Samacheer Kalvi 12th Commerce Notes Chapter 20 Liberalization, Privatization and Globalization

Samacheer Kalvi 12th Commerce Notes Chapter 20 Liberalization, Privatization and Globalization

→ New economic policy is commonly known as LPG or Liberalization, Privatization and Globalization. Liberalization refers to laws or rules being liberalized or relaxed by a Government.

→ The Government of India has adopted several measures of Liberalization – for industrial licensing, Freedom of expansion and Production to industries, Foreign exchange reforms and export and import transaction.

→ Impact of Liberalization has opened up new business opportunities abroad and increased foreign direct investment. It became very easy to obtain loans, from banks for business expansion and a number of multinational companies started operating world-wide including India.

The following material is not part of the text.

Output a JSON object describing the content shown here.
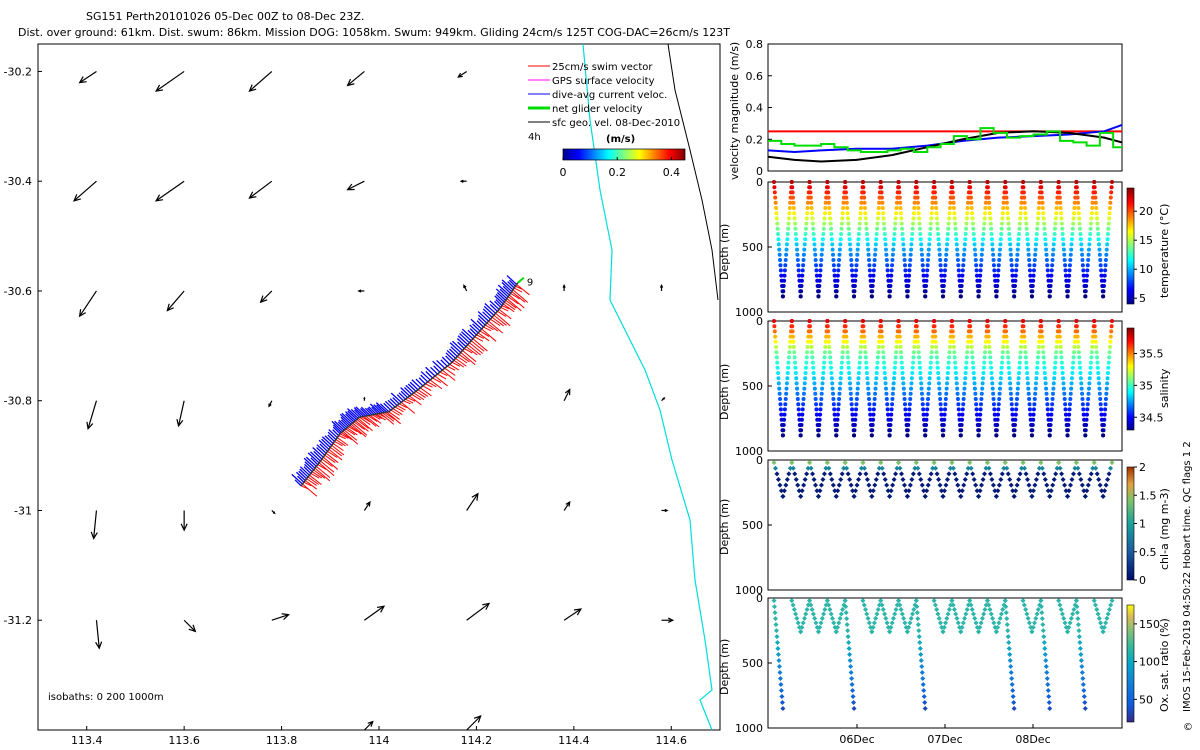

→ Privatization is the incidence or process of transferring ownership of a business enterprise, agency or public service from Government to the private sector.

→ Impact of Privatization is to increase the efficiency of Government undertakings, provide better goods and services to the consumers and making way for Foreign Direct Investment (FDI).

→ Globalization means the interaction and integration of the domestic economy with the rest of the world with regard to foreign investment, trade, production and financial matters.

→ Impact of Globalizations is the advent of foreign companies and growth in economy has led to job creation. Multinational corporations can manufacture buy and sell goods worldwide. Globalization has led to boom in consumer product market.

→ Highlights of the LPG Policy is Introduction of new Foreign trade Agreements, Foreign Investment, MRTP Act 1969 (Amended) Deregulation and steps to regulate inflation.

Samacheer Kalvi 12th Commerce Notes Chapter 20 Liberalization, Privatization and Globalization 1

(i) Financial Sector:

Reduce the role of RBI from being a regulator to facilitator Banks were given freedom to generate resources from abroad and within India. Investors like mutual funds, pension funds, merchant banks etc., were allowed to invest in India from 1991.

(ii) Industrial Sector:

It abolished the requirement of licensing except for the following industries, cigrette, defence industries explosive and dangerous chemicals. Expansion of production capacity. Freedom to import capital goods.

(iii) Fiscal Sector:

Fiscal sector reforms include foreign exchange and Foreign Trade policy. Followed by devaluation in 1991 the exchange value of Indian Rupee into international money market was left to free policy of the market force. .

(iv) Trade Sector:

(a) Abolition of import quotas.
(b) Abolition of import licensing except in case of goods which are not environment friendly and are hazardous.
(c) Moderation of import duties and with drawal of export duties. Trade policy after liberalisation is to facilitates integration of the Indian market with the global market to achieving growth through competition rather than protection.